Children living in states with more restrictions on firearms are less likely to die from them, a new study says.
States with the strictest gun laws had about 40% fewer firearm-related deaths among children compared with states with the most lax laws, according to the study, published Monday in journal Pediatrics.
"This means, that we may be able to reduce the pediatric death toll in our country by nearly half with strengthened gun safety laws," lead author Monika Goyal told USA TODAY.
Her team also found that states mandating universal background checks prior to gun purchases had 35% lower gun-related mortality rates in children.
Goyal, an epidemiologist and research director of the emergency division of Children's National pediatric hospital in Washington, D.C., said she feels compelled to find ways to prevent gun violence – which many say has become a public health crisis.
"As a pediatric emergency medicine physician, I personally have cared for too many children who have been unfortunate victims of gun violence," she said.
'Epidemic' of gun deaths: Firearm deaths of US school-age children at 'epidemic' levels, study says
Increasing gun-related deaths among children have become a key issue in the USA. A study released last fall found that firearm-related injuries were the second leading cause of deaths among children in the U.S. in 2016.

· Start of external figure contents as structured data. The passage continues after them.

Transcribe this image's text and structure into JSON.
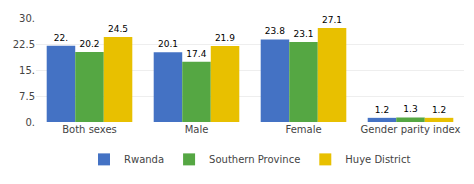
{
  "chart_data": {
    "type": "bar",
    "categories": [
      "Both sexes",
      "Male",
      "Female",
      "Gender parity index"
    ],
    "series": [
      {
        "name": "Rwanda",
        "color": "#4472C4",
        "values": [
          22.0,
          20.1,
          23.8,
          1.2
        ],
        "value_labels": [
          "22.",
          "20.1",
          "23.8",
          "1.2"
        ]
      },
      {
        "name": "Southern Province",
        "color": "#55A743",
        "values": [
          20.2,
          17.4,
          23.1,
          1.3
        ],
        "value_labels": [
          "20.2",
          "17.4",
          "23.1",
          "1.3"
        ]
      },
      {
        "name": "Huye District",
        "color": "#E8C000",
        "values": [
          24.5,
          21.9,
          27.1,
          1.2
        ],
        "value_labels": [
          "24.5",
          "21.9",
          "27.1",
          "1.2"
        ]
      }
    ],
    "ylim": [
      0,
      30
    ],
    "yticks": [
      {
        "value": 0,
        "label": "0."
      },
      7.5,
      {
        "value": 15,
        "label": "15."
      },
      22.5,
      {
        "value": 30,
        "label": "30."
      }
    ],
    "grid": true,
    "legend": "bottom",
    "data_labels": true
  }
}
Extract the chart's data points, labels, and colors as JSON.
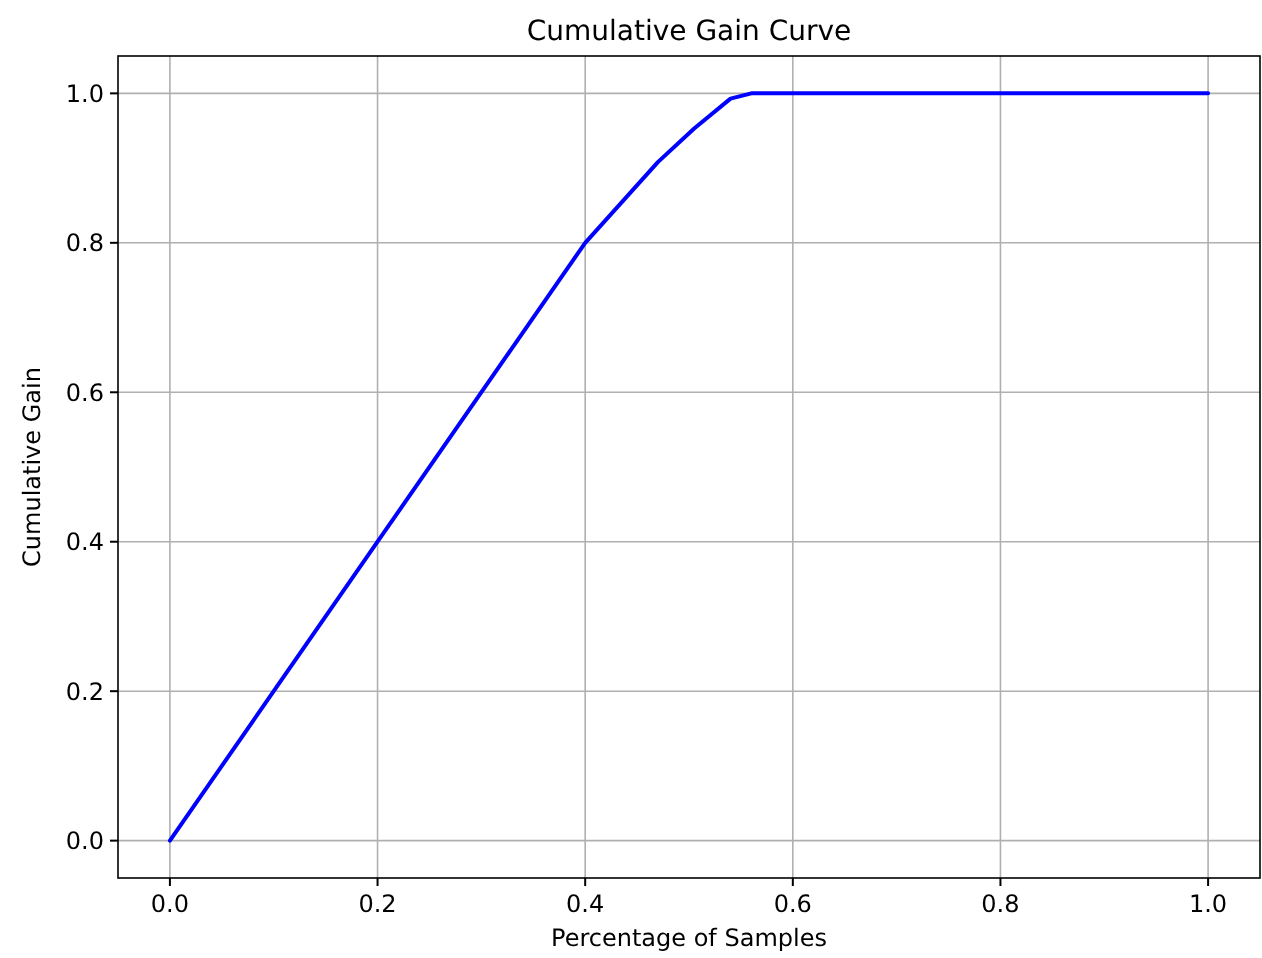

Rebecca Cunningham, lead author of the 2018 study and emergency medicine professor at the University of Michigan, said guns are especially dangerous around children because of a lack of maturity.
"Children and adolescents do not have the brain maturity to resist impulsive behavior successfully," Cunningham said. "In other settings, this lack of mature impulse control is not fatal. When reaching for a gun as a toddler or as a depressed or angry teen, that impulsivity is often fatal due to the lethality of the firearms."
The Pediatrics study found that 21,241 people under 21 died of firearm-related injuries from 2011 to 2015. This means more than 10 children die from gun violence every day, Goyal said.
Lars Dalseide, National Rifle Association spokesperson, said the NRA has made strong efforts to promote the safe and responsible use of firearms. One example is the Eddie Eagle GunSafe Program, a gun accident prevention program that teaches kids about gun safety.
Dalseide said he was skeptical of the study's methods. "Any social scientist worth their salt has to question a study that cherry-picks a microscopic 5-year time window of data when there is more than 50 years of data available," he said.
There's still more work to be done in order to understand how legislation may effectively reduce gun-related deaths among children, Goyal said, but it's a similar process to researching the relationship between car safety and laws.
"Just as we have invested in rigorous scientific research to inform policies related to motor vehicle passenger safety – which have in turn dramatically reduced the number of pediatric deaths from motor vehicle collisions – we must embrace the same evidence-based strategies if we wish to curtail the firearm epidemic in our country," Goyal said.
Cunningham co-leads the Firearm-Safety Among Children & Teens Consortium (FACTS), a group of researchers across the country working to prevent gun violence against children. She said it's critical to pursue research into gun violence to gain a full understanding of the issue.
"We don’t have to accept the continued rise of deaths among our children and teens by firearm injury," Cunningham said. "This is an addressable public health issue, that can be accomplished by injury prevention science while respecting the rights of our citizens."